This study aims to evaluate the therapeutic potential of targeted Fe₃O₄@Au/FA core-shell nanoparticles as dual sensitizers in enhancing radiotherapy and hyperthermia for C6 glioma cancer cells, minimizing off-target effects. The investigation focuses on the efficacy of this combination therapy in promoting apoptosis and generating reactive oxygen species (ROS).
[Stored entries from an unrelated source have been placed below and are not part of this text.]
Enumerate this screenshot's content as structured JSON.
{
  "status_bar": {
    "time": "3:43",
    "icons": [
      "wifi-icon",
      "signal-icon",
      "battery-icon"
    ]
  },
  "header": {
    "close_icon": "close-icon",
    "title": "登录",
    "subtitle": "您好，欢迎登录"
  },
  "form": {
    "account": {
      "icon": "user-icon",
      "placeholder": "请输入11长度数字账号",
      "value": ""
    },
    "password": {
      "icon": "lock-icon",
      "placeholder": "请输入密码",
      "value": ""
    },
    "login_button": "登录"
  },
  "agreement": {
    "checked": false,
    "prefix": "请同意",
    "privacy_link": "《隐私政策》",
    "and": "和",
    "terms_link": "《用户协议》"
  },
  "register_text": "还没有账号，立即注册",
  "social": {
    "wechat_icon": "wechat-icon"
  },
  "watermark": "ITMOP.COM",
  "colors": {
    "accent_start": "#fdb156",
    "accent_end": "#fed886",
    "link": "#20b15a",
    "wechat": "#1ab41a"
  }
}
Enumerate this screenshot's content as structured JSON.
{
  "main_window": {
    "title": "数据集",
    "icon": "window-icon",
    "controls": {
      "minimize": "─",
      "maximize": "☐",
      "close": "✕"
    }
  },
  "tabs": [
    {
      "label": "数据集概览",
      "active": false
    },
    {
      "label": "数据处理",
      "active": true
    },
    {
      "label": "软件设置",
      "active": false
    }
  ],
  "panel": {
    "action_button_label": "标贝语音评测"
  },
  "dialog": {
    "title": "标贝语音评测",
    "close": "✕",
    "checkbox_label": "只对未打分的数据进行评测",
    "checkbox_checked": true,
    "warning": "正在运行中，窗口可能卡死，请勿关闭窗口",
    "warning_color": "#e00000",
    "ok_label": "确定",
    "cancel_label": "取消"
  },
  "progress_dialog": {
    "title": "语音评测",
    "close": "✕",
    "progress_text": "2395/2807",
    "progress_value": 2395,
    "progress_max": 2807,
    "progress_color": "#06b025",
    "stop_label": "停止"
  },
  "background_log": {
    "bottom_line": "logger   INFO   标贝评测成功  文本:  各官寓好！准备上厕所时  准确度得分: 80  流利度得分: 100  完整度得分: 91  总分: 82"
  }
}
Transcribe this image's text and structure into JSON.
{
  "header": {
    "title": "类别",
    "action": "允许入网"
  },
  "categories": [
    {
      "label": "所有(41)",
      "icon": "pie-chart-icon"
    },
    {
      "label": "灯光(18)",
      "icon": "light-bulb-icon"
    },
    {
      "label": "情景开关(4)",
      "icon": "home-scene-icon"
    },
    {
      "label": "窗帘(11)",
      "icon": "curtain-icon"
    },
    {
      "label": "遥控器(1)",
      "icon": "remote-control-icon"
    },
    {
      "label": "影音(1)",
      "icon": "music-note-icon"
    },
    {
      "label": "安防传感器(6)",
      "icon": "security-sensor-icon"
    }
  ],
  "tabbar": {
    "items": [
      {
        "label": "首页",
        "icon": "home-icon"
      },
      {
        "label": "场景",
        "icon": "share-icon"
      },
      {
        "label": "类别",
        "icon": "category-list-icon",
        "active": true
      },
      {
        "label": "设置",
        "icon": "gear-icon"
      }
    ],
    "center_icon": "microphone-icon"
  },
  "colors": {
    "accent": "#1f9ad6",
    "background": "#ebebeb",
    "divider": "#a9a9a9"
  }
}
The Fe₃O₄@Au/FA nanoparticles were synthesized and characterized using dynamic light scattering (DLS), transmission electron microscopy (TEM), and scanning electron microscopy (SEM) to confirm their size, zeta potential, and morphology. Fourier-transform infrared spectroscopy (FTIR) was used to analyze the functional groups on the nanoparticle surface. The cytotoxicity of the nanoparticles was assessed through the MTT assay on OLN-93 and C6 glioma cells, and cellular uptake was quantified via inductively coupled plasma optical emission spectrometry (ICP-OES). Ex vivo biocompatibility was evaluated with hemolysis tests and measurements of liver enzymes, urea, and creatinine. Heat generation was monitored during exposure to alternating magnetic fields (AMF) to calculate cumulative equivalent minutes (CEM). The therapeutic effects were evaluated using colony formation assays (CFA) for plating efficiency (PE) and survival fraction (SF) calculation. Flow cytometry was utilized to quantify apoptosis and necrosis, while intracellular ROS levels were measured with the DCFH-DA assay following combined treatments with varying doses of ionizing radiation (0–8 Gy).
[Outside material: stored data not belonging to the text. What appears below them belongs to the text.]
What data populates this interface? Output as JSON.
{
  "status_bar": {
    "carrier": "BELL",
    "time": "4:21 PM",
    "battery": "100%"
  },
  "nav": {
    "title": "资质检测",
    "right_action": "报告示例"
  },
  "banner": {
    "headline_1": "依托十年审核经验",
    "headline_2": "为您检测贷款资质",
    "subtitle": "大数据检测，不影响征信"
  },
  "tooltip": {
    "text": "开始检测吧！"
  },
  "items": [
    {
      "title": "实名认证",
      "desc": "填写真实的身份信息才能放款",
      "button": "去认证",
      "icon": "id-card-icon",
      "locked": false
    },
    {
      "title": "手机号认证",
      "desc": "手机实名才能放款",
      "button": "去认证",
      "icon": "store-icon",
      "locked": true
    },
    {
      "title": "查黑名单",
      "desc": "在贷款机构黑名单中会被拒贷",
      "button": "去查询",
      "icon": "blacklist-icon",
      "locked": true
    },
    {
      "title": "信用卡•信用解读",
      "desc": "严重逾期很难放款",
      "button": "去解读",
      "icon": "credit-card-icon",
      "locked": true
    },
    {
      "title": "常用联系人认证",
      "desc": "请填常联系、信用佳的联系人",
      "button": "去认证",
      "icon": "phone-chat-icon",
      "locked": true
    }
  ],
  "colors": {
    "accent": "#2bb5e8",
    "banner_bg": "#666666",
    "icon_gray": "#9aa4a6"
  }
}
Characterization confirmed the nanoparticles’ spherical morphology, with an average size of 40.8 ± 2.8 nm and a negative zeta potential of -19.93 mV. Ex vivo biocompatibility tests demonstrated that the nanoparticles exhibit good compatibility, suggesting minimal adverse effects on biological systems. ICP-OES confirmed effective cellular uptake. CFA revealed significant decreases in PE and SF for combined therapies. Flow cytometry showed enhanced apoptosis and necrosis in combined treatment groups (p < 0.01). Furthermore, ROS levels increased significantly with the maximum radiation dose in the combined treatment (p < 0.0001), highlighting the nanoparticles’ effectiveness in promoting therapeutic responses against glioma cells.

Our magnetic gold core-shell nanoparticles demonstrate good biocompatibility and effective tumor uptake, enhancing radiotherapy and hyperthermia for C6 glioma treatment. These findings highlight their potential for improving treatment outcomes through enhanced apoptosis and ROS generation.